The way Jack almost seemed to talk sometimes. His keen attentiveness that held more inquisitiveness and intelligence than should have been possible in a bird. There were all the times Jack had stolen from his very un-sparrow-filled dinner, or peered over his shoulder as he read a book, or scattered feathers as though deliberately baiting Draco or landed on paperwork like he knew exactly what he was doing. For Merlin's sake, he'd slept on Draco's bed!
Then there had been that time Jack had first attacked him, seemingly so randomly. When Draco considered it had actually corresponded perfectly with Harry's supposed and unwitnessed anger at Draco's presence at Dartmoor… it made a lot of sense. Or at least it did now.
Then there was the moment weeks ago, when Jack had attacked him for the second time. Had honed in through the window like a dart chasing a target and assaulted Draco as he'd been… with that boy from the Falcon's Nest. The entire sequence of that night didn't really make sense to Draco, was still confounding, but he knew there was something there. Something he wasn't seeing. And dammit, he wanted to know what it was. He felt nothing if not foolish for not suspecting something earlier. Jack was strange; he should have guessed.

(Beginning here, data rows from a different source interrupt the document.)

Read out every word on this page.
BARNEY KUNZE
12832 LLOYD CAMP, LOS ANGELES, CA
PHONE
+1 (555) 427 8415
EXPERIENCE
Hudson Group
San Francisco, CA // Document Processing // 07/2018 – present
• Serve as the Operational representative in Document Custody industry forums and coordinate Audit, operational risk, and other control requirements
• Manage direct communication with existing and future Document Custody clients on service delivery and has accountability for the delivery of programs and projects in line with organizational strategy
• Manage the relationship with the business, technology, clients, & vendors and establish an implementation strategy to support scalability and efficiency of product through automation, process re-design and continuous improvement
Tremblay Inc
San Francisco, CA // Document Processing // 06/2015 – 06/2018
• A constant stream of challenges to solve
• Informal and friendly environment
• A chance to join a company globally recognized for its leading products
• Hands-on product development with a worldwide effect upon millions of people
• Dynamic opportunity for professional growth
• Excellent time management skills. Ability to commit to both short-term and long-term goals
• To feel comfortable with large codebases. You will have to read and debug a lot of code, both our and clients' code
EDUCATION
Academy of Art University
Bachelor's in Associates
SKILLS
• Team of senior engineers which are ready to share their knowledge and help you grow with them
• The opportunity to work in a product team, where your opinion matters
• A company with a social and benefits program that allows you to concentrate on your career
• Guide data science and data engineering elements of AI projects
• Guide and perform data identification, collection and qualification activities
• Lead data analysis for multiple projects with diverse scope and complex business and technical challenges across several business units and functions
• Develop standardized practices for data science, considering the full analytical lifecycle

And Harry-Bloody-Potter was very noticeably absent from anywhere. Just when Draco would have willingly and actively pinned down the bastard, he was nowhere to be seen.
Typical.
So Draco was left to stew in moody silence, mind flickering between images of Harry and Jack and morphing them together like two seemingly unrelated puzzle pieces that just clicked together seamlessly. He didn't even spare a moment's consideration for the Dartmoor Coven; it was hardly his problem, and he had in fact been deliberately excluded from the situation with his previous Oath. And the prospect of Krax rousing on him settled very distinctly upon the horizon? Well, he could deal with that when it came. For in the hours he spent waiting in the Field Auror common area, hunkered behind closed doors, his mind refused to veer from Harry and Jack entirely.
Harry and Jack. Merlin, they were the same bloody person. Bird. Thing.
Finally, quite suddenly, Draco found himself alone. The last of the Field Aurors disappeared through the door and not five minutes later Godestorm returned. The straight-backed, quiet man stood silently in the door for a moment, staring at Draco hard enough that he could almost feel it burning through him. Draco, raising his head, affixed the Deputy with an unwavering stare of his own. Let the short little man know he couldn't be cowed.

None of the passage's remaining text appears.